Cellulitis is a relatively common condition, and most often occurs in middle-aged and older adults. When comparing cisgender men and women, there is no statistically significant difference in the incidence of cellulitis, although some studies have reported higher incidences in cisgender men. There are approximately 50 cases per 1000 patient-years.
To put these numbers into perspective, there were 21.2 million cases of cellulitis globally in 2015, with about 16,900 people dying from the condition that same year.
What is Cellulitis?
Cellulitis appears as a poorly demarcated (poorly defined) area of erythema (red patchy area). The affected area is often red and swollen while feeling hot, tender, and sometimes painful to the touch.
Cellulitis may also be associated with other symptoms of generalized malaise, such as fatigue, and fevers. Cellulitis can present in any area of the body, but most often affects the lower extremities. It is rarely bilateral (affecting both sides of the body).
Is this Condition Serious?
If cellulitis is not treated adequately, it may spread extensively and reach the lymphatic or circulatory systems. This spread may cause serious complications. Possible complications of cellulitis include:
- lymphangitis (swelling, usually in one arm or leg),
- abscess formation, and, rarely,
- gangrenous cellulitis or necrotizing fasciitis (tissue death).

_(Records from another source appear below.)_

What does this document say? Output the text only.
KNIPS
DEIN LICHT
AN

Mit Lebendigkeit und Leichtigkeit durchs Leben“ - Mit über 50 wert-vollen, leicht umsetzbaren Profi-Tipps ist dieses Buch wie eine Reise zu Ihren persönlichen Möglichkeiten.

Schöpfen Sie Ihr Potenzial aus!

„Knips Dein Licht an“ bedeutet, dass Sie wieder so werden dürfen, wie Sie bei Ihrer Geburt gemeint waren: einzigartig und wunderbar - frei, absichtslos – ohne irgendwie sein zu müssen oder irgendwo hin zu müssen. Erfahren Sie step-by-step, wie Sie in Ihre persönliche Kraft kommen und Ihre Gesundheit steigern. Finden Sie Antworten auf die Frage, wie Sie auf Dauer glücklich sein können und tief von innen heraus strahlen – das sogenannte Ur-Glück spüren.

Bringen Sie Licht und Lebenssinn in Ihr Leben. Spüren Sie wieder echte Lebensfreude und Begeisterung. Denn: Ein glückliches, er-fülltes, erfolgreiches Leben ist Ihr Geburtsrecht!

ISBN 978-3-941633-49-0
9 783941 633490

How is Cellulitis Diagnosed?
Most cases of cellulitis require medical attention.
Medical providers examine the affected area by looking and touching it. When gently palpating (examining) the affected area, medical providers can note any presence of warmth, tenderness, or purulent drainage (pus discharge). The presence of fluctuance—or, tense area of the skin with a boggy feeling upon palpation—could indicate the formation of an abscess.
Sometimes medical providers may request further diagnostic tests such as blood tests, culture, x-ray, ultrasound, or CT or MRI scans. These diagnostic tests can provide more information about the kind of bacteria causing the infection, the extension of the infection and can help rule out other conditions.
When examining a patient presenting with cellulitis, medical providers should take the complete medical history into account to evaluate for possible chronic medical conditions that predispose the patient to cellulitis, such as diabetes, venous stasis (slowed blood flow, most often in the legs), vascular (blood vessel) disease, chronic tinea pedis (long-term athlete’s foot), and lymphedema (swelling, most often in an arm or leg).
Medical providers should also take note of the context in which the patient noticed the skin changes or how the cellulitis began to occur. For example, it is important to take note of recent travels, recent trauma or injuries, history of intravenous drug use, or presence of insect or animal bites to the affected area.
Although the portal of entry—or where the virus enters the body—is sometimes not distinct, medical providers should look for any area of skin breakdown. The affected area can be demarcated (clearly marked) with a marker to monitor if the infection spreads or regresses.
How is this Condition Treated?
Sometimes, very mild cases of cellulitis may resolve themselves in a few days. Most often, though, cellulitis requires oral antibiotics. Symptoms of cellulitis fortunately most often start to ease two to three days after starting antibiotics. However, patients must complete the entire cycle of antibiotics prescribed by their medical providers.
More severe cellulitis may require intravenous antibiotics, meaning these patients must be admitted to hospital.
Some people are at risk of recurring cellulitis. In particular, those with:
- dry or flaky skin,
- skin conditions such as eczema, shingles, or athlete’s foot,
- immunodeficiencies or have an immunosuppressive disease,
- poor blood circulation or lymphedema, or
- intravenous drug use.
History of Cellulitis
Most experts date the first known use of the term cellulitis in the mid-nineteenth century, being derived from the Latin term cellula (small cell), with the suffix -itis denoting inflammation.